Detailed Description: The Lunt Roman fort is located near the village of Baginton, just south of Coventry, England on a well-drained plateau bordered on the north by a steep escarpment overlooking the Sowe River. Near the intersection of two key Roman roads, Watling Street and the Fosse Way, the fort stands in an area that would have been strategically sensitive during the early years of the Roman presence in Britain.
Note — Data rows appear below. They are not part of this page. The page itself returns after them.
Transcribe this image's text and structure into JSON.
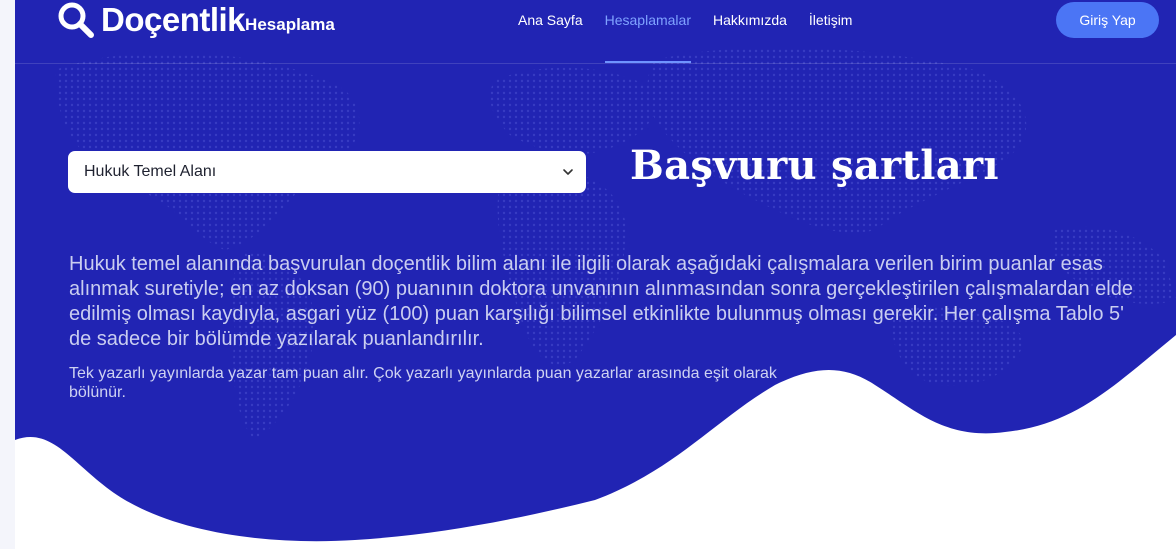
{
  "brand": {
    "name": "Doçentlik",
    "suffix": "Hesaplama",
    "icon": "search-icon"
  },
  "nav": {
    "items": [
      {
        "label": "Ana Sayfa",
        "active": false
      },
      {
        "label": "Hesaplamalar",
        "active": true
      },
      {
        "label": "Hakkımızda",
        "active": false
      },
      {
        "label": "İletişim",
        "active": false
      }
    ],
    "login_label": "Giriş Yap"
  },
  "field_select": {
    "selected": "Hukuk Temel Alanı",
    "icon": "chevron-down-icon"
  },
  "page_title": "Başvuru şartları",
  "content": {
    "main_text": "Hukuk temel alanında başvurulan doçentlik bilim alanı ile ilgili olarak aşağıdaki çalışmalara verilen birim puanlar esas alınmak suretiyle; en az doksan (90) puanının doktora unvanının alınmasından sonra gerçekleştirilen çalışmalardan elde edilmiş olması kaydıyla, asgari yüz (100) puan karşılığı bilimsel etkinlikte bulunmuş olması gerekir. Her çalışma Tablo 5' de sadece bir bölümde yazılarak puanlandırılır.",
    "note_text": "Tek yazarlı yayınlarda yazar tam puan alır. Çok yazarlı yayınlarda puan yazarlar arasında eşit olarak bölünür."
  },
  "colors": {
    "hero_bg": "#2124b3",
    "active_link": "#7fa2ff",
    "button_bg": "#4b75f5",
    "wave": "#ffffff"
  }
}
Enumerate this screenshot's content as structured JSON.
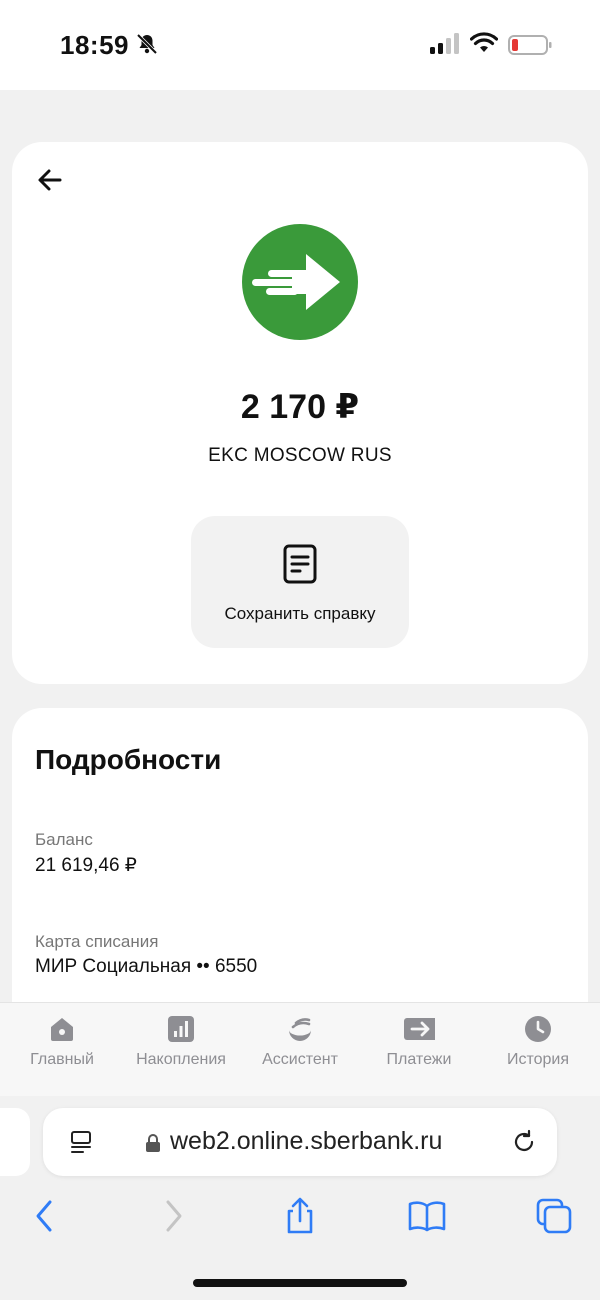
{
  "status_bar": {
    "time": "18:59",
    "icons": [
      "bell-slash-icon",
      "signal-icon",
      "wifi-icon",
      "battery-low-icon"
    ]
  },
  "transaction": {
    "amount": "2 170 ₽",
    "merchant": "EKC MOSCOW RUS",
    "logo_color": "#3a9a3a",
    "save_certificate_label": "Сохранить справку"
  },
  "details": {
    "title": "Подробности",
    "fields": [
      {
        "label": "Баланс",
        "value": "21 619,46 ₽"
      },
      {
        "label": "Карта списания",
        "value": "МИР Социальная •• 6550"
      }
    ]
  },
  "tabbar": {
    "tabs": [
      {
        "label": "Главный",
        "icon": "home-icon"
      },
      {
        "label": "Накопления",
        "icon": "chart-icon"
      },
      {
        "label": "Ассистент",
        "icon": "assistant-icon"
      },
      {
        "label": "Платежи",
        "icon": "payments-icon"
      },
      {
        "label": "История",
        "icon": "clock-icon"
      }
    ]
  },
  "browser": {
    "url": "web2.online.sberbank.ru",
    "accent": "#2f7cf6"
  }
}
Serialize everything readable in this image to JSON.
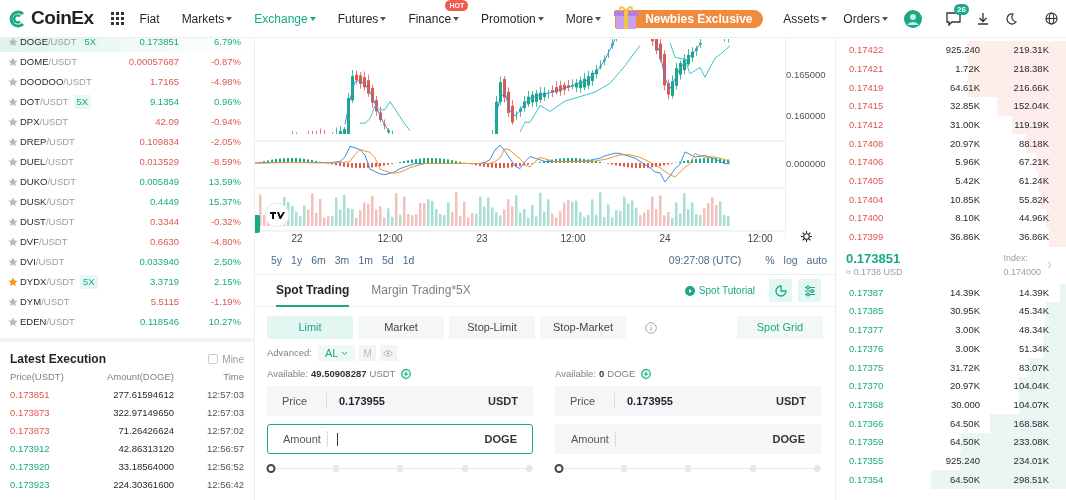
{
  "header": {
    "logo": "CoinEx",
    "nav": [
      {
        "label": "Fiat",
        "dropdown": false,
        "selected": false
      },
      {
        "label": "Markets",
        "dropdown": true,
        "selected": false
      },
      {
        "label": "Exchange",
        "dropdown": true,
        "selected": true
      },
      {
        "label": "Futures",
        "dropdown": true,
        "selected": false
      },
      {
        "label": "Finance",
        "dropdown": true,
        "selected": false,
        "badge": "HOT"
      },
      {
        "label": "Promotion",
        "dropdown": true,
        "selected": false
      },
      {
        "label": "More",
        "dropdown": true,
        "selected": false
      }
    ],
    "promo": "Newbies Exclusive",
    "account": [
      {
        "label": "Assets"
      },
      {
        "label": "Orders"
      }
    ],
    "notification_count": "26"
  },
  "markets": [
    {
      "base": "DOGE",
      "quote": "/USDT",
      "leverage": "5X",
      "price": "0.173851",
      "change": "6.79%",
      "rising": true,
      "favorite": false,
      "selected": true
    },
    {
      "base": "DOME",
      "quote": "/USDT",
      "price": "0.00057687",
      "change": "-0.87%",
      "rising": false,
      "favorite": false,
      "selected": false
    },
    {
      "base": "DOODOO",
      "quote": "/USDT",
      "price": "1.7165",
      "change": "-4.98%",
      "rising": false,
      "favorite": false,
      "selected": false
    },
    {
      "base": "DOT",
      "quote": "/USDT",
      "leverage": "5X",
      "price": "9.1354",
      "change": "0.96%",
      "rising": true,
      "favorite": false,
      "selected": false
    },
    {
      "base": "DPX",
      "quote": "/USDT",
      "price": "42.09",
      "change": "-0.94%",
      "rising": false,
      "favorite": false,
      "selected": false
    },
    {
      "base": "DREP",
      "quote": "/USDT",
      "price": "0.109834",
      "change": "-2.05%",
      "rising": false,
      "favorite": false,
      "selected": false
    },
    {
      "base": "DUEL",
      "quote": "/USDT",
      "price": "0.013529",
      "change": "-8.59%",
      "rising": false,
      "favorite": false,
      "selected": false
    },
    {
      "base": "DUKO",
      "quote": "/USDT",
      "price": "0.005849",
      "change": "13.59%",
      "rising": true,
      "favorite": false,
      "selected": false
    },
    {
      "base": "DUSK",
      "quote": "/USDT",
      "price": "0.4449",
      "change": "15.37%",
      "rising": true,
      "favorite": false,
      "selected": false
    },
    {
      "base": "DUST",
      "quote": "/USDT",
      "price": "0.3344",
      "change": "-0.32%",
      "rising": false,
      "favorite": false,
      "selected": false
    },
    {
      "base": "DVF",
      "quote": "/USDT",
      "price": "0.6630",
      "change": "-4.80%",
      "rising": false,
      "favorite": false,
      "selected": false
    },
    {
      "base": "DVI",
      "quote": "/USDT",
      "price": "0.033940",
      "change": "2.50%",
      "rising": true,
      "favorite": false,
      "selected": false
    },
    {
      "base": "DYDX",
      "quote": "/USDT",
      "leverage": "5X",
      "price": "3.3719",
      "change": "2.15%",
      "rising": true,
      "favorite": true,
      "selected": false
    },
    {
      "base": "DYM",
      "quote": "/USDT",
      "price": "5.5115",
      "change": "-1.19%",
      "rising": false,
      "favorite": false,
      "selected": false
    },
    {
      "base": "EDEN",
      "quote": "/USDT",
      "price": "0.118546",
      "change": "10.27%",
      "rising": true,
      "favorite": false,
      "selected": false
    }
  ],
  "latest_execution": {
    "title": "Latest Execution",
    "mine_label": "Mine",
    "mine_checked": false,
    "columns": [
      "Price(USDT)",
      "Amount(DOGE)",
      "Time"
    ],
    "rows": [
      {
        "price": "0.173851",
        "amount": "277.61594612",
        "time": "12:57:03",
        "buy": false
      },
      {
        "price": "0.173873",
        "amount": "322.97149650",
        "time": "12:57:03",
        "buy": false
      },
      {
        "price": "0.173873",
        "amount": "71.26426624",
        "time": "12:57:02",
        "buy": false
      },
      {
        "price": "0.173912",
        "amount": "42.86313120",
        "time": "12:56:57",
        "buy": true
      },
      {
        "price": "0.173920",
        "amount": "33.18564000",
        "time": "12:56:52",
        "buy": true
      },
      {
        "price": "0.173923",
        "amount": "224.30361600",
        "time": "12:56:42",
        "buy": true
      }
    ]
  },
  "chart": {
    "price_labels": [
      "0.165000",
      "0.160000"
    ],
    "indicator_label": "0.000000",
    "time_labels": [
      "22",
      "12:00",
      "23",
      "12:00",
      "24",
      "12:00"
    ],
    "ranges": [
      "5y",
      "1y",
      "6m",
      "3m",
      "1m",
      "5d",
      "1d"
    ],
    "clock": "09:27:08 (UTC)",
    "options": [
      "%",
      "log",
      "auto"
    ]
  },
  "trade": {
    "tabs": [
      {
        "label": "Spot Trading",
        "selected": true
      },
      {
        "label": "Margin Trading*5X",
        "selected": false
      }
    ],
    "tutorial": "Spot Tutorial",
    "order_types": [
      {
        "label": "Limit",
        "selected": true
      },
      {
        "label": "Market",
        "selected": false
      },
      {
        "label": "Stop-Limit",
        "selected": false
      },
      {
        "label": "Stop-Market",
        "selected": false
      }
    ],
    "grid_button": "Spot Grid",
    "advanced_label": "Advanced:",
    "advanced_mode": "AL",
    "advanced_extra": "M",
    "sides": [
      {
        "available_label": "Available:",
        "available_value": "49.50908287",
        "available_unit": "USDT",
        "price_label": "Price",
        "price_value": "0.173955",
        "price_unit": "USDT",
        "amount_label": "Amount",
        "amount_unit": "DOGE",
        "focused": true,
        "level": 0
      },
      {
        "available_label": "Available:",
        "available_value": "0",
        "available_unit": "DOGE",
        "price_label": "Price",
        "price_value": "0.173955",
        "price_unit": "USDT",
        "amount_label": "Amount",
        "amount_unit": "DOGE",
        "focused": false,
        "level": 0
      }
    ]
  },
  "order_book": {
    "asks": [
      {
        "price": "0.17422",
        "amount": "925.240",
        "total": "219.31K"
      },
      {
        "price": "0.17421",
        "amount": "1.72K",
        "total": "218.38K"
      },
      {
        "price": "0.17419",
        "amount": "64.61K",
        "total": "216.66K"
      },
      {
        "price": "0.17415",
        "amount": "32.85K",
        "total": "152.04K"
      },
      {
        "price": "0.17412",
        "amount": "31.00K",
        "total": "119.19K"
      },
      {
        "price": "0.17408",
        "amount": "20.97K",
        "total": "88.18K"
      },
      {
        "price": "0.17406",
        "amount": "5.96K",
        "total": "67.21K"
      },
      {
        "price": "0.17405",
        "amount": "5.42K",
        "total": "61.24K"
      },
      {
        "price": "0.17404",
        "amount": "10.85K",
        "total": "55.82K"
      },
      {
        "price": "0.17400",
        "amount": "8.10K",
        "total": "44.96K"
      },
      {
        "price": "0.17399",
        "amount": "36.86K",
        "total": "36.86K"
      }
    ],
    "last_price": "0.173851",
    "last_usd": "≈ 0.1738 USD",
    "index_label": "Index:",
    "index_value": "0.174000",
    "bids": [
      {
        "price": "0.17387",
        "amount": "14.39K",
        "total": "14.39K"
      },
      {
        "price": "0.17385",
        "amount": "30.95K",
        "total": "45.34K"
      },
      {
        "price": "0.17377",
        "amount": "3.00K",
        "total": "48.34K"
      },
      {
        "price": "0.17376",
        "amount": "3.00K",
        "total": "51.34K"
      },
      {
        "price": "0.17375",
        "amount": "31.72K",
        "total": "83.07K"
      },
      {
        "price": "0.17370",
        "amount": "20.97K",
        "total": "104.04K"
      },
      {
        "price": "0.17368",
        "amount": "30.000",
        "total": "104.07K"
      },
      {
        "price": "0.17366",
        "amount": "64.50K",
        "total": "168.58K"
      },
      {
        "price": "0.17359",
        "amount": "64.50K",
        "total": "233.08K"
      },
      {
        "price": "0.17355",
        "amount": "925.240",
        "total": "234.01K"
      },
      {
        "price": "0.17354",
        "amount": "64.50K",
        "total": "298.51K"
      }
    ]
  }
}
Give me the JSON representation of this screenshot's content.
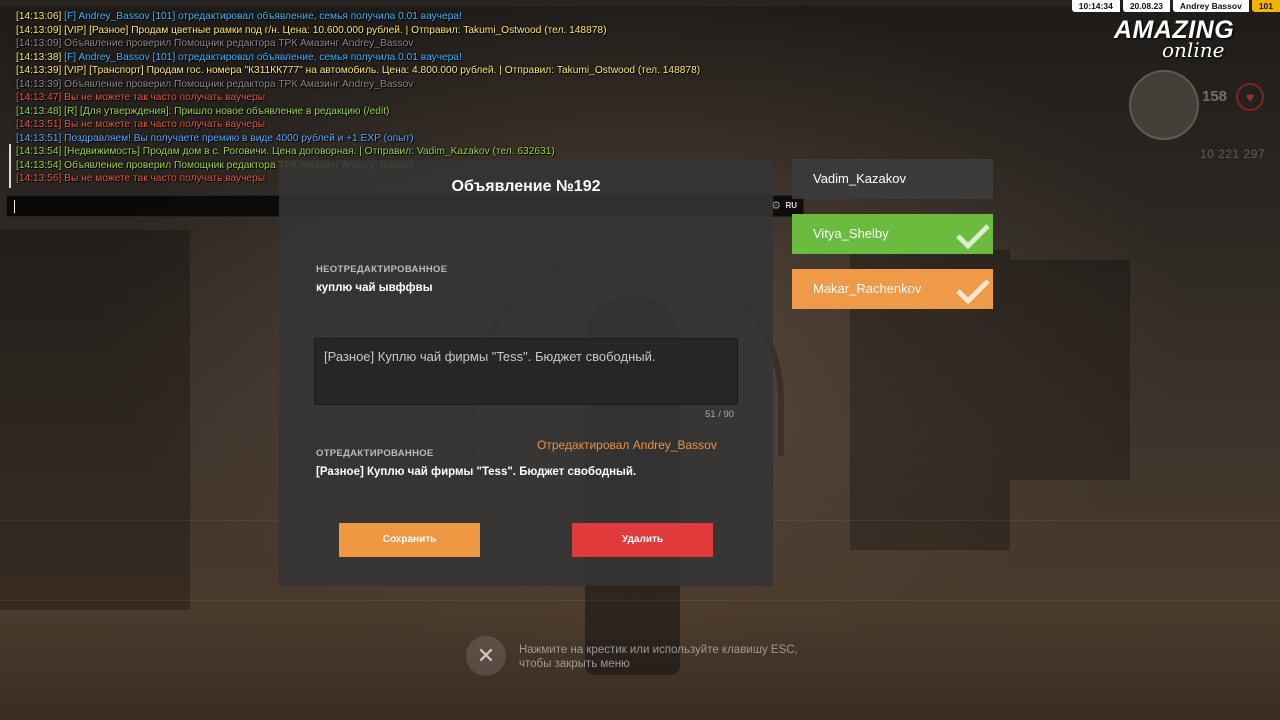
{
  "chat": {
    "lines": [
      {
        "time": "[14:13:06]",
        "text": "[F] Andrey_Bassov [101] отредактировал объявление, семья получила 0.01 ваучера!",
        "kind": "info"
      },
      {
        "time": "[14:13:09]",
        "text": "[VIP] [Разное] Продам цветные рамки под г/н. Цена: 10.600.000 рублей. | Отправил: Takumi_Ostwood (тел. 148878)",
        "kind": "vip"
      },
      {
        "time": "[14:13:09]",
        "text": "Объявление проверил Помощник редактора ТРК Амазинг Andrey_Bassov",
        "kind": "gray"
      },
      {
        "time": "[14:13:38]",
        "text": "[F] Andrey_Bassov [101] отредактировал объявление, семья получила 0.01 ваучера!",
        "kind": "info"
      },
      {
        "time": "[14:13:39]",
        "text": "[VIP] [Транспорт] Продам гос. номера \"К311КК777\" на автомобиль. Цена: 4.800.000 рублей. | Отправил: Takumi_Ostwood (тел. 148878)",
        "kind": "vip"
      },
      {
        "time": "[14:13:39]",
        "text": "Объявление проверил Помощник редактора ТРК Амазинг Andrey_Bassov",
        "kind": "gray"
      },
      {
        "time": "[14:13:47]",
        "text": "Вы не можете так часто получать ваучеры",
        "kind": "red"
      },
      {
        "time": "[14:13:48]",
        "text": "[R] [Для утверждения]: Пришло новое объявление в редакцию (/edit)",
        "kind": "green"
      },
      {
        "time": "[14:13:51]",
        "text": "Вы не можете так часто получать ваучеры",
        "kind": "red"
      },
      {
        "time": "[14:13:51]",
        "text": "Поздравляем! Вы получаете премию в виде 4000 рублей и +1 EXP (опыт)",
        "kind": "blue"
      },
      {
        "time": "[14:13:54]",
        "text": "[Недвижимость] Продам дом в с. Роговичи. Цена договорная. | Отправил: Vadim_Kazakov (тел. 632631)",
        "kind": "green"
      },
      {
        "time": "[14:13:54]",
        "text": "Объявление проверил Помощник редактора ТРК Амазинг Andrey_Bassov",
        "kind": "green"
      },
      {
        "time": "[14:13:56]",
        "text": "Вы не можете так часто получать ваучеры",
        "kind": "red"
      }
    ],
    "input_lang": "RU",
    "gear_icon": "gear-icon"
  },
  "hud": {
    "time": "10:14:34",
    "date": "20.08.23",
    "player": "Andrey Bassov",
    "level": "101",
    "logo_main": "AMAZING",
    "logo_sub": "online",
    "health": "158",
    "money": "10 221 297"
  },
  "dialog": {
    "title": "Объявление №192",
    "original_label": "НЕОТРЕДАКТИРОВАННОЕ",
    "original_text": "куплю чай ывффвы",
    "edit_value": "[Разное] Куплю чай фирмы \"Tess\". Бюджет свободный.",
    "counter": "51 / 90",
    "edited_by": "Отредактировал Andrey_Bassov",
    "edited_label": "ОТРЕДАКТИРОВАННОЕ",
    "edited_text": "[Разное] Куплю чай фирмы \"Tess\". Бюджет свободный.",
    "save_label": "Сохранить",
    "delete_label": "Удалить",
    "colors": {
      "save": "#ee9844",
      "delete": "#e03a3a"
    }
  },
  "side_list": {
    "items": [
      {
        "name": "Vadim_Kazakov",
        "status": "pending"
      },
      {
        "name": "Vitya_Shelby",
        "status": "approved-green"
      },
      {
        "name": "Makar_Rachenkov",
        "status": "approved-orange"
      }
    ]
  },
  "close": {
    "hint": "Нажмите на крестик или используйте клавишу ESC, чтобы закрыть меню",
    "icon": "close-icon"
  }
}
The likelihood of some form of Roman occupation on the Lunt plateau was long suggested by the discovery of nearby pits containing Flavian and earlier pottery. IN the early 1960’s trial trenches laid across the plateau revealed defensive ditches and a rampart, belonging to some sort of military establishment. This was followed by systematic excavation in the 70’s which uncovered standard military buildings as well as an unusual circular structure identified by the excavator as a gyrus or horse-training ring. It also revealed that the eastern defences followed a highly unusual sinuous course. The coins, the coarse pottery, and the familiar red pottery known as “Samian”, combine to suggest that the fort was built first in about AD 60 during the reign of Nero, at the time of the Boudiccan rebellion, and that it was occupied to about 80 AD, with a short-lived re-occupation in the third century. After the excavation reconstruction of some of the fort’s more striking features was undertaken with the assistance of the Royal Engineers.